Le Dr Demers n’est pas pour autant jovialiste. Cette fabuleuse réussite de la médecine (tous cancers confondus, ce sont plus de 70 % des jeunes patients qui connaissent la guérison) a rendu les équipes médicales très sensibles aux décès qui, malgré tout, demeurent fréquents dans un service d’oncologie. «Quand survient une maladie fatale au milieu d’une leucémie par exemple, ça fait très mal. Nous ne l’acceptons pas. Comme si nous avions perdu l’habitude de voir nos patients mourir...»

Autre élément qui rend la vie de clinicien difficile: la souffrance provoquée par les traitements. Ponctions lombaires, prises de sang, transfusions, ponctions de moelle osseuse, radiographies, tests biochimiques accompagnent de façon quasi quotidienne les médications qui provoquent encore de douloureux effets secondaires, dont l’alopécie (perte des cheveux) est l’un des moindres.

Les enfants du Dr Demers ne cachent pas que leur père est très sensible à la souffrance de ses patients. Son fils François, qui a choisi la médecine, se souvient qu’à sa première année d’études son père avait témoigné de cette humanité devant toute une classe de futurs médecins. «Il avait dit qu’il fallait aborder chacun de nos patients comme s’ils étaient des membres de notre propre famille», confie-t-il dans la vidéo de la DGTIC.


Hommage d’André Chagnon

Président d’honneur de la soirée, le fondateur de Vidéotron, André Chagnon, a rappelé que le Dr Demers a travaillé durant trois ans dans un hôpital de Tunis dès l’obtention de son diplôme de médecin. «Il fallait une bonne dose de courage et d’abnégation pour quitter l’Amérique du Nord et son abondance afin d’aller porter secours aux enfants miséreux de la Tunisie, estime-t-il. Voilà qui nous donne une bonne indication de la façon dont le Dr Demers entendait mener sa carrière de pédiatre.»
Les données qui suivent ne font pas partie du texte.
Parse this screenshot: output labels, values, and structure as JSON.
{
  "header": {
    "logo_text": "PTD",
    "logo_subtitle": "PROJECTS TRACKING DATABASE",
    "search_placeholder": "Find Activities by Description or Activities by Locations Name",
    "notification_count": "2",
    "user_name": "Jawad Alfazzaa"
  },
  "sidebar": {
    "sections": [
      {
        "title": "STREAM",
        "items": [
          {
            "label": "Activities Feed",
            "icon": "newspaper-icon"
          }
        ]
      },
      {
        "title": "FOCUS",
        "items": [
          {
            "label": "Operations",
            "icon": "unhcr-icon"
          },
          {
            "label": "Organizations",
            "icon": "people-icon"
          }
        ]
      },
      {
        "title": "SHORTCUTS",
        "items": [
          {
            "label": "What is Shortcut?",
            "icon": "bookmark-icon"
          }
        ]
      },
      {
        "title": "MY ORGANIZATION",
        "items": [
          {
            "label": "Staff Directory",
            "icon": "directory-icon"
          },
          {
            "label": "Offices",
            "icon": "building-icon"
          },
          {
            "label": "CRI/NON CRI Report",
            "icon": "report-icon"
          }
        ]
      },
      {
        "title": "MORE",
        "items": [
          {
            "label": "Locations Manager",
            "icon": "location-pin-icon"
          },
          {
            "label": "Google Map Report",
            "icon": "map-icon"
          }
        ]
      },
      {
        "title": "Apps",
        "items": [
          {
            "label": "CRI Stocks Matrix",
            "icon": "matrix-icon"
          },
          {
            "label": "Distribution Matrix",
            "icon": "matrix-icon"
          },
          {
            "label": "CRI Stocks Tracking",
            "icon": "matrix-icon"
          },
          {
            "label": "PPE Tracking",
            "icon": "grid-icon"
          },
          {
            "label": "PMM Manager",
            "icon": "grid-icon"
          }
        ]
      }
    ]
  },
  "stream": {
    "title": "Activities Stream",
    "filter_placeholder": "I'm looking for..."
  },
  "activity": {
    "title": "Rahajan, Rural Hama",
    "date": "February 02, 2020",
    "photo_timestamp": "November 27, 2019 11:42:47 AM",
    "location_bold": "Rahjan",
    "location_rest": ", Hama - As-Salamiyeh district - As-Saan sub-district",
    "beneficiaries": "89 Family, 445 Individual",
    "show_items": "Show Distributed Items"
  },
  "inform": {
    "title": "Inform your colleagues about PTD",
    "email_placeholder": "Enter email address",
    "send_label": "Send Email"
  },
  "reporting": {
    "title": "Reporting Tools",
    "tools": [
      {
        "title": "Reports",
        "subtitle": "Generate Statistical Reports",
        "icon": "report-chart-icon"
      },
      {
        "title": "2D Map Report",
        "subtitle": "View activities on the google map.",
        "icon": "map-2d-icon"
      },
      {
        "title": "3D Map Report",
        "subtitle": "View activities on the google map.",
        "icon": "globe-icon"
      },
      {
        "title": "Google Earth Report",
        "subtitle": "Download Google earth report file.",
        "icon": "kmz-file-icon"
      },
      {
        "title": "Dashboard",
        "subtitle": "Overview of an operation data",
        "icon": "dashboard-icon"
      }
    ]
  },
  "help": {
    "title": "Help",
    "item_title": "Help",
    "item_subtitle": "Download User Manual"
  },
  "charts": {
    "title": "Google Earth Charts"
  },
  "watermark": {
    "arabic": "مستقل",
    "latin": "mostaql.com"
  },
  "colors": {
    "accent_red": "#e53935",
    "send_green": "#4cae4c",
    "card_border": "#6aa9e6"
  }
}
M. Chagnon a rappelé que Charles Bruneau avait lancé une phrase qui avait eu un impact considérable tant auprès des bailleurs de fonds qu’auprès de la population en général: «Quand je serai grand, je serai guéri!» En fondant Leucan en 1978, puis en participant activement à la création de la fondation Charles-Bruneau, le Dr Demers aura contribué de près à lutte contre le cancer chez l’enfant.

Le président de l’Association des diplômés, Pierre Pilote, avait précédemment rappelé que l’Ordre du mérite est décerné chaque année à une personnalité ayant obtenu son diplôme de l’Université de Montréal. Trois critères motivent le choix du comité de sélection, formé d’anciens présidents de l’Association: le déroulement exceptionnel d’une carrière, une contribution indéniable à l’avancement de la collectivité et un apport certain au rayonnement de l’Université de Montréal.